Felix Riley is a strategy speaker, facilitator and Moonshot Strategist who helps organisations rethink how they make decisions, challenge assumptions and use human judgement in the age of AI.
His authority comes from an unusual career across comedy, finance, entrepreneurship and business strategy. He has written for BBC radio and television, built and sold ChoiceOdds to MF Global, served as Managing Director and Global Executive member at MF Global, and later worked as a business strategist advising leaders across sectors.
In this exclusive interview with the Inspirational Leadership Speakers Agency, Felix Riley discusses why failure should be treated as data, why silos form so naturally inside global organisations, and where human value increases as AI takes over more routine work.
Question 1. How does someone’s relationship with failure change when it is treated as feedback rather than as a personal judgement?
Felix Riley: “The entire attitude towards experience changes into something positive.
“Most of life involves failing before succeeding.

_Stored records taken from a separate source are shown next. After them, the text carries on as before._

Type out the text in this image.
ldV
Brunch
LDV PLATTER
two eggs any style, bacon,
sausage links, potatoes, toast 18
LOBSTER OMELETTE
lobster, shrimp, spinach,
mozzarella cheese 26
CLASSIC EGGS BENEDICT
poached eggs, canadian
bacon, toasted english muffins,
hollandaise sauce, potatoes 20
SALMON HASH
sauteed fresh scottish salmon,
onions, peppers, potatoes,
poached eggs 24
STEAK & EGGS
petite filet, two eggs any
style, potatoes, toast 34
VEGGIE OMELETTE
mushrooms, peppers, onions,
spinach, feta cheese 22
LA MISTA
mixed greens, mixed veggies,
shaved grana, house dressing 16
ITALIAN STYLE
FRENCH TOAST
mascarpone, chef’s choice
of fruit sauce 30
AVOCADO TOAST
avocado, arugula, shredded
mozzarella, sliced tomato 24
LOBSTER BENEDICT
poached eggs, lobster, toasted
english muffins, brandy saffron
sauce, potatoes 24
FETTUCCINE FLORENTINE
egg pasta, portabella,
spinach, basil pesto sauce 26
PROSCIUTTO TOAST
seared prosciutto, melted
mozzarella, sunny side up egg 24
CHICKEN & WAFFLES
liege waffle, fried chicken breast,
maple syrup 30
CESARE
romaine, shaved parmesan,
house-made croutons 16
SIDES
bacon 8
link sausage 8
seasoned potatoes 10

When you pick up a guitar for the first time, you fail for weeks or months before you can strum tunes. When a child learns to walk, they fail for months before they succeed.
“We have created this idea that failure is a bad thing. I have two grown-up girls, and I always told them that the definition of failure is not trying. If you try, you have not failed. You are already a success in my book.

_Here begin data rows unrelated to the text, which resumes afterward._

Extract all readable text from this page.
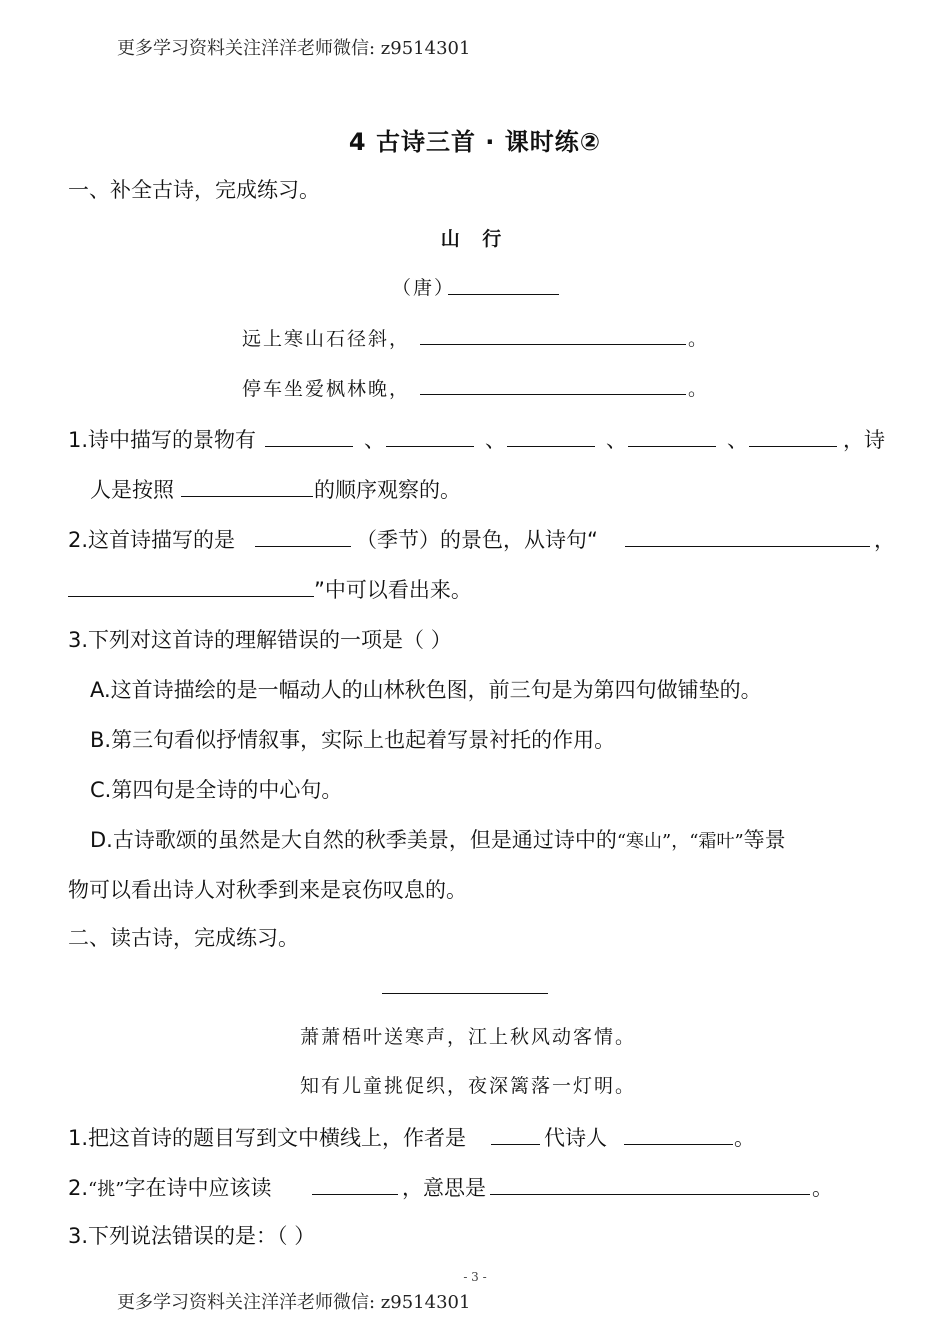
更多学习资料关注洋洋老师微信: z9514301
4 古诗三首 · 课时练②
一、补全古诗，完成练习。
山 行
（唐）
远上寒山石径斜，	。
停车坐爱枫林晚，	。
1.诗中描写的景物有	、	、	、	、	，诗
人是按照	的顺序观察的。
2.这首诗描写的是	（季节）的景色，从诗句“	，
”中可以看出来。
3.下列对这首诗的理解错误的一项是（ ）
A.这首诗描绘的是一幅动人的山林秋色图，前三句是为第四句做铺垫的。
B.第三句看似抒情叙事，实际上也起着写景衬托的作用。
C.第四句是全诗的中心句。
D.古诗歌颂的虽然是大自然的秋季美景，但是通过诗中的“寒山”，“霜叶”等景
物可以看出诗人对秋季到来是哀伤叹息的。
二、读古诗，完成练习。
萧萧梧叶送寒声，江上秋风动客情。
知有儿童挑促织，夜深篱落一灯明。
1.把这首诗的题目写到文中横线上，作者是	代诗人	。
2.“挑”字在诗中应该读	，意思是	。
3.下列说法错误的是：（ ）
- 3 -
更多学习资料关注洋洋老师微信: z9514301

“Once you try and get in the race, if you do not succeed by the measure you have set for yourself or by the measure of people around you, that is data. You learn from it and go back and do it better. Or you may realise you should not be doing that because it is the wrong thing to do.
“Nelson Mandela said, “I never fail. I either win or I learn.” That is my attitude to failure.”
Question 2. Why do national, cultural and functional silos form so easily inside global organisations?
Felix Riley: “I do not think we realise just how influenced we are by our environment.
“I grew up on a council estate, and culturally across the estate we had very low expectations. Most of my friends went on to have very modest careers. Some ended up in gaol. Some ended up dead.
“If you grow up in that environment versus a very affluent area, where everyone is going to private school, everyone has lovely cars and all the parents do impressive things, those children have a different start in life. They grow up with expectations of great careers.
“We can understand that in Britain as rich versus poor, but it applies globally too.
“I have worked in copper mining in Zambia, and many of the people I met had a beautiful attitude. A lot of them were very simple in what they wanted. They wanted enough money to put food on the table and to take Friday night off.
“In a global organisation, you have to celebrate those differences and learn from each other. You might look at another culture and think, “That is a nice attitude,” but you also have to find a common language that pulls the company together.
“Everybody should be able to celebrate being Danish, Norwegian, Zambian, or whatever their background is. That should be alive and kicking in their part of the company.
“But we also need a common language where people unify and realise they are a massive boon to each other. The differences are the bonus.”
Question 3. As AI removes more routine work, where does human value become more important?
Felix Riley: “I think AI will eventually prove exciting, but the hype around it is too much.
“I do not believe it is artificial intelligence. It is machine learning. AI is a marketing term. Large language models have peaked in one sense, and what we are going to see now is the application stage, where apps built on top of those engines become better and more useful.
“AI will prove useful. A lot of grunt work will go, but I do not think the threat of it taking everyone’s jobs is true. Some companies will mistakenly try that, and certain tasks will be taken away, but that should free people up to use the human edge.
“What people want is humans.
“If I go into a law firm, I am happy for there to be a solid AI system in the background doing documentation and communication. But I still want to know whether the person advising me is smart, creative and innovative about my problem.
“I want confidence that they can guide me through the ambiguity of the legal process.
“In the funniest way, the less we have to do, the more we are free to be.
“The smartest companies, including law firms, are already saying they need to upskill human skills, because those skills are going to be everything in the future.”